11 maja 1996 roku minęło trzydzieści lat od finału Pucharu Europy, rozegranego między Realem Madryt a Partizanem Belgrad. „Królewscy” wygrali wtedy 2:1 i po raz szósty w historii mogli się poszczycić tytułem najlepszej klubowej drużyny Starego Kontynentu. Oczywiście stali bywalcy Estadio Santiago Bernabeu spodziewali się, że ich ulubieńcy po raz kolejny zdominują elitarne rozgrywki, tak jak to uczynili w latach pięćdziesiątych ubiegłego stulecia. Tymczasem tamten triumf okazał się łabędzim śpiewem Realu. Trzydzieści lat później klub wciąż miał w dorobku sześć uszatych trofeów i ani jednego więcej.
Życiową ambicją Lorenzo Sanza było dołożenie siódmego Pucharu Mistrzów do madryckiej gabloty.
Hiszpan bez wątpienia oglądał starcie „Królewskich” z Partizanem, największy triumf drużyny zwanej z hiszpańska Madrid de los Yé-yé, w nawiązaniu do kultowego przeboju The Beatles: „She Loves You”. Sanz od dziecka był bowiem wręcz fanatycznym kibicem Realu. Najpierw, jak każdy dzieciak, chciał w barwach Los Blancos zagrać. A kiedy musiał zaakceptować, że brak mu odpowiedniego talentu, by zrobić wielką piłkarską karierę, obiecał sobie, że kiedyś pomoże Realowi w inny sposób. I słowa dotrzymał.

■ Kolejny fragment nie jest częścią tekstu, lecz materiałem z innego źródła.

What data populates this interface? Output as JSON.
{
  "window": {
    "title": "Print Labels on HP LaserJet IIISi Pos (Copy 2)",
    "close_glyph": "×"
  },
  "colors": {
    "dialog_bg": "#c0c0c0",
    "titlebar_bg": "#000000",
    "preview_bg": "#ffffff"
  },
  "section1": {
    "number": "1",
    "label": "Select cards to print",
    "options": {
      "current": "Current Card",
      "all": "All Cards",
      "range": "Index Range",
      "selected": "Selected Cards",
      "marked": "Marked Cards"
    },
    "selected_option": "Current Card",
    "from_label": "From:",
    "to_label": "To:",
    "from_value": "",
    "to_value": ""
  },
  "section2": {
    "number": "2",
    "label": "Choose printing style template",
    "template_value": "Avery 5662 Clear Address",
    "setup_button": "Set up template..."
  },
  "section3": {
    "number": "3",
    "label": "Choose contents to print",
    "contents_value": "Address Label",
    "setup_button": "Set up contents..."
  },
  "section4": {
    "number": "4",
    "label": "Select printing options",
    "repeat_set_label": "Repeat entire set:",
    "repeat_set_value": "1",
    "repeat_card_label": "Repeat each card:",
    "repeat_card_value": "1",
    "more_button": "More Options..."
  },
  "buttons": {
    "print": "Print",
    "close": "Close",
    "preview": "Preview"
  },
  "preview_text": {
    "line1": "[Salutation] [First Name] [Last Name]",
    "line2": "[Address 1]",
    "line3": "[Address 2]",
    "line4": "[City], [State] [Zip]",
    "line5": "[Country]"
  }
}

Pracę w madryckim klubie podjął jeszcze w latach osiemdziesiątych. Wiedzę z zakresu funkcjonowania piłkarskiej korporacji czerpał na jednym z dyrektorskich stanowisk. Wreszcie – stał się postacią numer jeden. W 1995 roku przekonał elektorów, że warto wybrać go na prezydenta klubu, ponieważ ma plan na odbudowę mocarstwowej pozycji Realu Madryt.
Ktoś zapyta: co tu odbudowywać? Real w 1995 roku wygrał przecież mistrzostwo Hiszpanii.
No i prawda, wygrał. Jednak było to dla „Królewskich” pierwsze mistrzostwo od 1990 roku. Przez cztery długie lata Los Blancos musieli znosić upokorzenie, jakim było oglądanie w lidze pleców FC Barcelony, a czasem także i innych ekip. Zresztą – nie to było najbardziej upokarzające, że Barca zgarnia tytuły mistrzowskie. Problem tkwił w tym, że Katalończycy triumfy święcili także na europejskiej arenie. W 1992 roku sięgnęli po Puchar Europy. Grali spektakularny futbol, ekscytowali, stanowili punkt odniesienia. Real w hierarchii europejskiego futbolu osuwał się w odmęty obojętności. Barca była Dream Teamem, w Serie A grali najlepsi piłkarze świata, Ajax produkował talenty, Brytyjczycy jak zawsze żyli swoim podwórkiem. „Królewscy”? No gdzieś tam byli, coś tam wygrali. Ale kto by na nich zwracał uwagę. Kogo interesuje drużyna odpadająca z Pucharu UEFA po porażce u siebie z Odense BK?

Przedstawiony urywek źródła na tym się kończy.